In some cases, medical command may recommend the use of "Duo-Nebs," a combination of albuterol and ipratropium that is inhaled by the patient over a 30 minute time period. Patients may or may not require transport following the resolution of symptoms, although it is important to remind them that these medications are short-acting and they may have a recurrence of symptoms within hours.
Severe asthma should always be treated with oxygen and Duo-Nebs as above. These patients will need to be transported to a higher level of care, since severe asthma is an asthma exacerbation ("asthma attack") and requires medical treatment.
If a patient's status does not improve following duo-neb administration carefully monitor their mental status and respiratory rate while in transport, as acute decrease in either likely represents a transition to life-threatening asthma. Transport in a position of comfort for their breathing.

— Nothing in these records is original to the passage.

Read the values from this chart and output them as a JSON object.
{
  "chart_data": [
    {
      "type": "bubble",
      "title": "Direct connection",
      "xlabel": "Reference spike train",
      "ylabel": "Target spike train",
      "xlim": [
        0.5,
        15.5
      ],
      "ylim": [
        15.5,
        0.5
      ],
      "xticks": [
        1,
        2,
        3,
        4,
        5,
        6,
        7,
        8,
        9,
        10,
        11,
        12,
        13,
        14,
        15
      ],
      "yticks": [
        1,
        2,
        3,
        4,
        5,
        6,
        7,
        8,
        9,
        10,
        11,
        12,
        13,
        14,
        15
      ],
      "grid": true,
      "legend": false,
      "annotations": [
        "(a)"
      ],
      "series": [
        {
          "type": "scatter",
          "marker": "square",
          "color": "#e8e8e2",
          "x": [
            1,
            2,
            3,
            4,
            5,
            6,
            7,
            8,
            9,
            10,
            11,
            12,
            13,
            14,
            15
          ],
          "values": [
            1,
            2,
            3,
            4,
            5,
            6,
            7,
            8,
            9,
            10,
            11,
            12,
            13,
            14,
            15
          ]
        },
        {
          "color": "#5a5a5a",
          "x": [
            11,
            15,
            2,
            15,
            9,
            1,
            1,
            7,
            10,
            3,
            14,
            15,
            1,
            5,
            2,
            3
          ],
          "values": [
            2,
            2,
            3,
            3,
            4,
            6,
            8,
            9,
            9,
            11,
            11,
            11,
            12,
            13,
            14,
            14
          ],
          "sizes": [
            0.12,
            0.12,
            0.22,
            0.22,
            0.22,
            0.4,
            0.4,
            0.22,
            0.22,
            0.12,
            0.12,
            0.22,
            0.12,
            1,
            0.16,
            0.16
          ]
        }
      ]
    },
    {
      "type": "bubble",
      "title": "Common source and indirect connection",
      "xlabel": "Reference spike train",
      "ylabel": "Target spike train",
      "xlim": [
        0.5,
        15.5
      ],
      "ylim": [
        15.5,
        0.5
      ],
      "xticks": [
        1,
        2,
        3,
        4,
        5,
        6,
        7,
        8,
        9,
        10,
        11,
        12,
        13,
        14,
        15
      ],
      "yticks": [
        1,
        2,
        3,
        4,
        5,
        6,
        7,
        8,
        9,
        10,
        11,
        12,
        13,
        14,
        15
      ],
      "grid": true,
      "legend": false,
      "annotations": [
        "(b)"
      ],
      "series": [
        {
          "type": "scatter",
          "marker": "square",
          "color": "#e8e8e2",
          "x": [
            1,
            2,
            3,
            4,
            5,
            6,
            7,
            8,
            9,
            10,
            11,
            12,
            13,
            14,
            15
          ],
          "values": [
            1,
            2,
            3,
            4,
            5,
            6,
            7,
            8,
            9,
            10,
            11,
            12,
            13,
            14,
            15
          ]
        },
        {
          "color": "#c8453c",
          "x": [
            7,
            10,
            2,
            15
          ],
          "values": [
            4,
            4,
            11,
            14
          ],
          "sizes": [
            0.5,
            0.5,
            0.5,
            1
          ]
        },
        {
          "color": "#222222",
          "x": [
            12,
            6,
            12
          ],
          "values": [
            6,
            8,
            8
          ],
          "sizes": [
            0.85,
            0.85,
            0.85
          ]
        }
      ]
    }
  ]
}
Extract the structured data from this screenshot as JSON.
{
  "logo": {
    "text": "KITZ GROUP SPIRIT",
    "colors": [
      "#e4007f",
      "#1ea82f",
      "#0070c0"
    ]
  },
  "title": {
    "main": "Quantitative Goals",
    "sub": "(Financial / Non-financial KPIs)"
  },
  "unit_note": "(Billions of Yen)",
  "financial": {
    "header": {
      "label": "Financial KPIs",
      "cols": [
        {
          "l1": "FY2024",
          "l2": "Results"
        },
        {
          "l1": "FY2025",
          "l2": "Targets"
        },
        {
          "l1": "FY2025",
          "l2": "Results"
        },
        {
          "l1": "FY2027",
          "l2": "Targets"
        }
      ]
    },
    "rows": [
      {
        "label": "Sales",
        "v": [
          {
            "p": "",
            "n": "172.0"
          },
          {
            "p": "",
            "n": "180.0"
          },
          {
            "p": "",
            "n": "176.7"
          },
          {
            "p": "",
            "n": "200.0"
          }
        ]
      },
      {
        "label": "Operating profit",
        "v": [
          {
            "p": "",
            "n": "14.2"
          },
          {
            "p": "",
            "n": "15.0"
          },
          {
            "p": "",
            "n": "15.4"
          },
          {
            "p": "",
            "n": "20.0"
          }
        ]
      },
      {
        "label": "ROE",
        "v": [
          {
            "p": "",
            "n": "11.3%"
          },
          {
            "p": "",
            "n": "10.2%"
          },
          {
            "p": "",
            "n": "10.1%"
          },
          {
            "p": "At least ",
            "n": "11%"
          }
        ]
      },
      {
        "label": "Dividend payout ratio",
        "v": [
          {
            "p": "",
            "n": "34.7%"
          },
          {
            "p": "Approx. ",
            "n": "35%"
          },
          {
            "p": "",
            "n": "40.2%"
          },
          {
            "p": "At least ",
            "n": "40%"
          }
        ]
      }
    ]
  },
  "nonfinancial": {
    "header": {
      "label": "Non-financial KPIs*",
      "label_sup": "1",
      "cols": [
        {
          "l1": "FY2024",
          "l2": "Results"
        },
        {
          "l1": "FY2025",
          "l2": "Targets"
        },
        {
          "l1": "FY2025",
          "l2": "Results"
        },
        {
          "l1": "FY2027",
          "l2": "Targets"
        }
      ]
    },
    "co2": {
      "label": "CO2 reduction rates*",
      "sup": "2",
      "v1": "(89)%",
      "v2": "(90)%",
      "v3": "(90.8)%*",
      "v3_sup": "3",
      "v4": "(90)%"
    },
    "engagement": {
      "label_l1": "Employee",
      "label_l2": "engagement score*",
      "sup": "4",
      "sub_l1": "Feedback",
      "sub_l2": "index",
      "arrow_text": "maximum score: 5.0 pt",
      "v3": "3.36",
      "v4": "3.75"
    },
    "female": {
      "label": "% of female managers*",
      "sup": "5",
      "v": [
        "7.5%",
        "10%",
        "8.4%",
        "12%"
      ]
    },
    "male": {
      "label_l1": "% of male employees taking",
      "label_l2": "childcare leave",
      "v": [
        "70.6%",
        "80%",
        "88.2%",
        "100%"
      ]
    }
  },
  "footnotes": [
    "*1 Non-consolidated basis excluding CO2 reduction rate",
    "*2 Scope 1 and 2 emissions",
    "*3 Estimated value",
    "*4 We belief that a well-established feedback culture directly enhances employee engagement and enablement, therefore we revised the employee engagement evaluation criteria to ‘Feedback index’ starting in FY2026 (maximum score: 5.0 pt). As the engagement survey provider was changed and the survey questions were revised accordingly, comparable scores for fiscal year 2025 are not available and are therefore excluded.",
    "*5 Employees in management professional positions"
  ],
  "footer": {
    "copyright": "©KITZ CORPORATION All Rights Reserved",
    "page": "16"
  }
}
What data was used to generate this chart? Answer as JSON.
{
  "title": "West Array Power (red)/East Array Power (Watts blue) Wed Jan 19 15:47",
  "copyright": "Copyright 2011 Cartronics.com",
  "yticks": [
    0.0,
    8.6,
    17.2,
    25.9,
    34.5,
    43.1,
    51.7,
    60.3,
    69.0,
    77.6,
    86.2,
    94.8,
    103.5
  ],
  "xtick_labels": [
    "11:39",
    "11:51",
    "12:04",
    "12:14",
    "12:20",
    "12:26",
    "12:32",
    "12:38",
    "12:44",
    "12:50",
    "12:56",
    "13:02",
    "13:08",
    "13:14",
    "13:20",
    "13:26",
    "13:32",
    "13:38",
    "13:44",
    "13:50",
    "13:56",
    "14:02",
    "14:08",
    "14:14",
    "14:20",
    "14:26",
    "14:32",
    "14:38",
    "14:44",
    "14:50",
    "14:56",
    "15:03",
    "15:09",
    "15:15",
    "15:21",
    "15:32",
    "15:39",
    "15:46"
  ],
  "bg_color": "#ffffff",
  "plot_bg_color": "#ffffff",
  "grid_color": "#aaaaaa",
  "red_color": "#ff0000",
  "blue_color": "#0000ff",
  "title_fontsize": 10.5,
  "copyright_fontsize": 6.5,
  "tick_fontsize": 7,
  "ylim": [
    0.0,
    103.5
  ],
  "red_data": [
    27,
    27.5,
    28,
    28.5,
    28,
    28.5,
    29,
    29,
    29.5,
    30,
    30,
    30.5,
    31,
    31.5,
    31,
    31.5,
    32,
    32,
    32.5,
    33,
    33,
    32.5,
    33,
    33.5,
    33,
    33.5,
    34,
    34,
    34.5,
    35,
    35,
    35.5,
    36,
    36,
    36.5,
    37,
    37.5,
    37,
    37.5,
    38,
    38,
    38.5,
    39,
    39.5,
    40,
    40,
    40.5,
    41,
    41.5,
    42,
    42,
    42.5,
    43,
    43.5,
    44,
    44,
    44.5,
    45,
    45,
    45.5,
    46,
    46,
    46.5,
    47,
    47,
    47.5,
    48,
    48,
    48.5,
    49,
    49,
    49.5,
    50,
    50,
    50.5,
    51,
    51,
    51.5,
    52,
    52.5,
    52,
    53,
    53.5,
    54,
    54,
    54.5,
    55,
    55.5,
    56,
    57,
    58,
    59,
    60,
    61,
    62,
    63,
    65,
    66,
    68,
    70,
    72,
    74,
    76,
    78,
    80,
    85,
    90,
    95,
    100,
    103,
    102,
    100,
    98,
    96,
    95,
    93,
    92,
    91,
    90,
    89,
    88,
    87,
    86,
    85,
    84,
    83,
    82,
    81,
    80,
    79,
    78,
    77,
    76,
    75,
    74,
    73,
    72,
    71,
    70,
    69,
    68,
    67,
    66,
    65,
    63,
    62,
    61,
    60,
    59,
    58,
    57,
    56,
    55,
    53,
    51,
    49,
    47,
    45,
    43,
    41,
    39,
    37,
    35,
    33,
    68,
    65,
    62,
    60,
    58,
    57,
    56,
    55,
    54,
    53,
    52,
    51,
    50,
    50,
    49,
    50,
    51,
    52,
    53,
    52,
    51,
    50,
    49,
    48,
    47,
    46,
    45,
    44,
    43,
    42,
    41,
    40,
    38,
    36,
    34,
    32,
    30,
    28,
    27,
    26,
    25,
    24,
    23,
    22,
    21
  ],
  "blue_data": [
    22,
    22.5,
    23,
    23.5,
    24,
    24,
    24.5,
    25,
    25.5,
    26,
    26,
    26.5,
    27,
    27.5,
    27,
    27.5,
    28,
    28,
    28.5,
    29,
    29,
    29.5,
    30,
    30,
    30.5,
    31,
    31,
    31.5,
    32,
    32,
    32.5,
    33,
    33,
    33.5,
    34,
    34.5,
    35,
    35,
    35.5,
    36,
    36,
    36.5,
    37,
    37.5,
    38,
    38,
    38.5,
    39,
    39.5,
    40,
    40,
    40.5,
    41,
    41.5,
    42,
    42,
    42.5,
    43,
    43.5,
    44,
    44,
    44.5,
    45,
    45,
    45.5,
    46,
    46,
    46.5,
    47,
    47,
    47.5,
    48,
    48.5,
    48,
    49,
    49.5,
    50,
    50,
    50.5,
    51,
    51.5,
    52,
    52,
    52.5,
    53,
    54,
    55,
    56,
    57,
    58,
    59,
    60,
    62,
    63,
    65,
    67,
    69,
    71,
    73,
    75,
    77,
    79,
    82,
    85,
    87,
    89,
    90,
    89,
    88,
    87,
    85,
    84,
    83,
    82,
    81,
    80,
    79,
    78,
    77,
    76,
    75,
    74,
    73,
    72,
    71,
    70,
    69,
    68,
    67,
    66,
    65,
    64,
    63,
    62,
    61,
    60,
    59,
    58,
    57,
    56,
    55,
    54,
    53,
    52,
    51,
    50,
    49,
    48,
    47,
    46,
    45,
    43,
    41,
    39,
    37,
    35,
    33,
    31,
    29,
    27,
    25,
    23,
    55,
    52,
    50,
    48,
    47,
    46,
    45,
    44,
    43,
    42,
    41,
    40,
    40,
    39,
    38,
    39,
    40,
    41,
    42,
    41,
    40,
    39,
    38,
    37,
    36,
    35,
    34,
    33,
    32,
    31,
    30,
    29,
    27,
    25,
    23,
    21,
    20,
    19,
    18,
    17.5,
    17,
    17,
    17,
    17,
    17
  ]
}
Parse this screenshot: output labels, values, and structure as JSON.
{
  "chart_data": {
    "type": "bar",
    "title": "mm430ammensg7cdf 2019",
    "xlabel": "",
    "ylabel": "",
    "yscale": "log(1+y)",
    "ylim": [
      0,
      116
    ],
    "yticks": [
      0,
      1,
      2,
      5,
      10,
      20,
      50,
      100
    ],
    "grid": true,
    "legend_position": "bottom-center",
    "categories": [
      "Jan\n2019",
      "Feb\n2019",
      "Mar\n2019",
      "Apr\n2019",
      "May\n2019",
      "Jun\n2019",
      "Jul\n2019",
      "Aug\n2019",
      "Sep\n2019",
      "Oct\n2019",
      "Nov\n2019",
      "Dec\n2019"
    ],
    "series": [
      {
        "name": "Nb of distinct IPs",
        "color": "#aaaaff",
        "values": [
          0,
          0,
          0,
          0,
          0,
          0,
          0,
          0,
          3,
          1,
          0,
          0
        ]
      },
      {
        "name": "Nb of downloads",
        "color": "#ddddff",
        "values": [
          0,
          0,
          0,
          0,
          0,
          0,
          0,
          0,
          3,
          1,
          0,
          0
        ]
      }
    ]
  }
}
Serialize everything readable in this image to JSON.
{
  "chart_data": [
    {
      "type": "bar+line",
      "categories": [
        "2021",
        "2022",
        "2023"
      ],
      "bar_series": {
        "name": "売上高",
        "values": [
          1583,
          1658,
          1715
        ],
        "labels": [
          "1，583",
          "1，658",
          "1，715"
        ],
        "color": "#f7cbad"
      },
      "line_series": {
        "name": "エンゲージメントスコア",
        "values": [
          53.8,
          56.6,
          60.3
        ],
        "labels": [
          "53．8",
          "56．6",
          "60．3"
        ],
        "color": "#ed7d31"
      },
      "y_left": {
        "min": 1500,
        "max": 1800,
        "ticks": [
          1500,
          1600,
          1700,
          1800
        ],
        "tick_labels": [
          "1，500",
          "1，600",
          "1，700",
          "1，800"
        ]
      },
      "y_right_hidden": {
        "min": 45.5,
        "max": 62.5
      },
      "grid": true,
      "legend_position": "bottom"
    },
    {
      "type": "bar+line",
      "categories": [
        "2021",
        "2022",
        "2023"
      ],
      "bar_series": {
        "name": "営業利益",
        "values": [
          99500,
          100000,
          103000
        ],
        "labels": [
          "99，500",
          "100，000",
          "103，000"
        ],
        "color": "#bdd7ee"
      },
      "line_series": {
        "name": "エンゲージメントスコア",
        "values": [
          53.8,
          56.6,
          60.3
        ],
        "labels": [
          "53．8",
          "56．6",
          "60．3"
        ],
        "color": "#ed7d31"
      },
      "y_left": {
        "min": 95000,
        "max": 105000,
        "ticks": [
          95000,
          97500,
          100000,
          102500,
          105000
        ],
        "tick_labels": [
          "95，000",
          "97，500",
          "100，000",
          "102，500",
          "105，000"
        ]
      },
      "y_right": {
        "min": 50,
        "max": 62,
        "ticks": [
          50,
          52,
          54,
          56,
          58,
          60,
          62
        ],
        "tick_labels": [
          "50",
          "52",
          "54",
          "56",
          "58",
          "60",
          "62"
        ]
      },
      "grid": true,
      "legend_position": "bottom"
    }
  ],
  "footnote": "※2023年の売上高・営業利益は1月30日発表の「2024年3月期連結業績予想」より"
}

The management of life-threatening asthma at the EMT level is focused around placing the patient on non-rebreather with nebulized Duo-Nebs as above, obtaining IV access, and arranging ALS intercept for likely intubation. Be prepared to provide positive pressure ventilation via bag-valve-mask to any patients that are becoming drowsy and developing a decreased respiratory rate.
These patients should be placed on cardiac monitors due to a significant risk of hypoxic cardiac arrest.
Pearls and Pitfalls
- Asthma goes from mild to severe when accessory muscle use develops
- Always watch patient's respiratory rates, a tachypneic patient that begins to slow to normal respiratory rates is getting sicker, not better.
- Don't interrupt high flow oxygen therapy in severe patients to use a nebulizer, there are versions that attach to the non-rebreather mask.
- The pulse ox reading does not correlate with a patient's status, asthma severity is based on the clinical exam.